Critical micelle concentration (CMC) is a known indicator for surfactants such as corrosion
inhibitors ability to partition from two phase systems such as oil and water. Most corrosion
inhibitors are surface active and at critical micelle concentration, the chemical is partitioned to
water, physadsorb on metallic surfaces and form a physical barrier between steel and water.

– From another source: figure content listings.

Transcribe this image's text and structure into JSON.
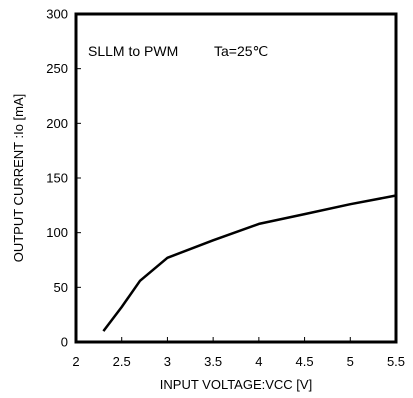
{
  "chart_data": {
    "type": "line",
    "xlabel": "INPUT VOLTAGE:VCC [V]",
    "ylabel": "OUTPUT CURRENT :Io [mA]",
    "xlim": [
      2,
      5.5
    ],
    "ylim": [
      0,
      300
    ],
    "x_ticks": [
      "2",
      "2.5",
      "3",
      "3.5",
      "4",
      "4.5",
      "5",
      "5.5"
    ],
    "y_ticks": [
      "0",
      "50",
      "100",
      "150",
      "200",
      "250",
      "300"
    ],
    "grid": false,
    "annotations": [
      "SLLM to PWM",
      "Ta=25℃"
    ],
    "series": [
      {
        "x": [
          2.3,
          2.5,
          2.7,
          3.0,
          3.5,
          4.0,
          4.5,
          5.0,
          5.5
        ],
        "y": [
          10,
          32,
          56,
          77,
          93,
          108,
          117,
          126,
          134
        ]
      }
    ]
  },
  "colors": {
    "line": "#000000",
    "frame": "#000000",
    "background": "#ffffff"
  }
}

This protective barrier thus prevents corrosion from taking place on the metal surface When the
applied chemical concentration is equal or higher than the CMC, the chemical is available in
aqueous phase, thus preventing corrosion. Therefore, it was suggested that CMC can be used
as an indicator of optimal chemical dose for corrosion control1. The lower the CMC of a
corrosion inhibitor product, the better is this chemical for corrosion control as the availability of
the chemical in the aqueous phase increase and therefore, can achieve corrosion control with
less amount of chemical. In this work, this physical property (CMC) was used as an indicator to
differentiate corrosion inhibitor performance.

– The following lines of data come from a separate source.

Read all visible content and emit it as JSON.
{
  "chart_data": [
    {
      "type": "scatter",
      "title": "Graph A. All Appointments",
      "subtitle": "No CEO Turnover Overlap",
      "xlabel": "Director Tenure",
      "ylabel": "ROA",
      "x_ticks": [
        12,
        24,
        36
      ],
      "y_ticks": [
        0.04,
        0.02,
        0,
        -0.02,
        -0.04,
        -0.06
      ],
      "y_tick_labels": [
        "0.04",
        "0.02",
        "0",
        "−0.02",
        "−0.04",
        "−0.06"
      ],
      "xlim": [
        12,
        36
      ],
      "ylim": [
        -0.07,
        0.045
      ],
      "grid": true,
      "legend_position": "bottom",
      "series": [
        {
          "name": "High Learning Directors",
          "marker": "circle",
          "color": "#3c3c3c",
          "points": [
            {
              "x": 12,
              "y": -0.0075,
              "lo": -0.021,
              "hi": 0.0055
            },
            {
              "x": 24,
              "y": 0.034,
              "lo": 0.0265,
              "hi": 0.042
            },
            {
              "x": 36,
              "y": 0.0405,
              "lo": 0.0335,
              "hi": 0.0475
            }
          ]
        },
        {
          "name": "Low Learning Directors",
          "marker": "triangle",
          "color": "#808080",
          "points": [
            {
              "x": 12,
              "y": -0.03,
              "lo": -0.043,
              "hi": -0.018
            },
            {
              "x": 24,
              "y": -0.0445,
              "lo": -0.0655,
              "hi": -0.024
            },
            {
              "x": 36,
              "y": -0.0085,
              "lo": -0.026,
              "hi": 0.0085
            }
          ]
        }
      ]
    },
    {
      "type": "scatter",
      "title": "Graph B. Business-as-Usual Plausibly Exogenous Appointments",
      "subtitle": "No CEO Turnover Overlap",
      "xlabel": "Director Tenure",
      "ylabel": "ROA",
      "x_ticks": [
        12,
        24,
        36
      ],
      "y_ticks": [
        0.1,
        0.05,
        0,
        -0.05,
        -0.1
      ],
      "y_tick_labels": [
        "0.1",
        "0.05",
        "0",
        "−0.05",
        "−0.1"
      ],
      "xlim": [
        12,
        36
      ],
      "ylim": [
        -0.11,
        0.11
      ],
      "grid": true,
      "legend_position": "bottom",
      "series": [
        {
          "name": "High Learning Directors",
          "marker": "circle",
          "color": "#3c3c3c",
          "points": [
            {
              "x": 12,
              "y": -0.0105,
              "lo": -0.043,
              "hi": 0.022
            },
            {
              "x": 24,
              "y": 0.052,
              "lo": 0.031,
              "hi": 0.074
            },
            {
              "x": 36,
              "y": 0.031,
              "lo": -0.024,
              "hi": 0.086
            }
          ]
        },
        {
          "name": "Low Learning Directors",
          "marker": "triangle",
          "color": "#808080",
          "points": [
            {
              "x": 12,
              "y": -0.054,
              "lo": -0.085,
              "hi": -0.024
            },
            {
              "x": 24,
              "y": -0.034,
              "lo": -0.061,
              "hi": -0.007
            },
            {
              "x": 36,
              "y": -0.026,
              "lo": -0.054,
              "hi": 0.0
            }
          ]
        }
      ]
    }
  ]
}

The corrosion inhibitor formulations were built out by using combinatorial chemical methods
and the arrays of chemical formulations were screened by utilizing high throughput robotics 2 using CMC as the selection guide. To validate the concept, several known corrosion inhibitor
formulas were selected to optimize their efficacy. Each formula contained several active
ingredients and a solvent package. These raw materials were blended in random but in a
control, manner using combinatorial methodologies. Instead of rapidly blending a large number
of formulations using robotics, the design of control (DOE) methods were utilized to constrain
the number of blends.
Once the formulations were generated by DOE method, using Design Expert software that can
effectively explore a desired space. The development of an equally robust prescreening
analysis was also developed. This was done by using the measurements of CMC with a highthroughput
screening methodology. After formulation of a vast array of formulation by using
Design Expert software, the products were screened for by CMC using automated surface
tension workstation. Several formulations with lower CMC than the reference products were
selected.
The selected corrosion inhibitor formulations were identified and blended in larger scales. The
efficacy of these products was tested by classical laboratory testing methods such as rotating
cylinder electrode (RCE) and rotating cage autoclave (RCA) to determine their performance as
anti-corrosion agents. These tests were performed against the original reference corrosion
inhibitor.
The testing indicated that several corrosion inhibitor formulations outperform the original blend
thus validating the proof of concept.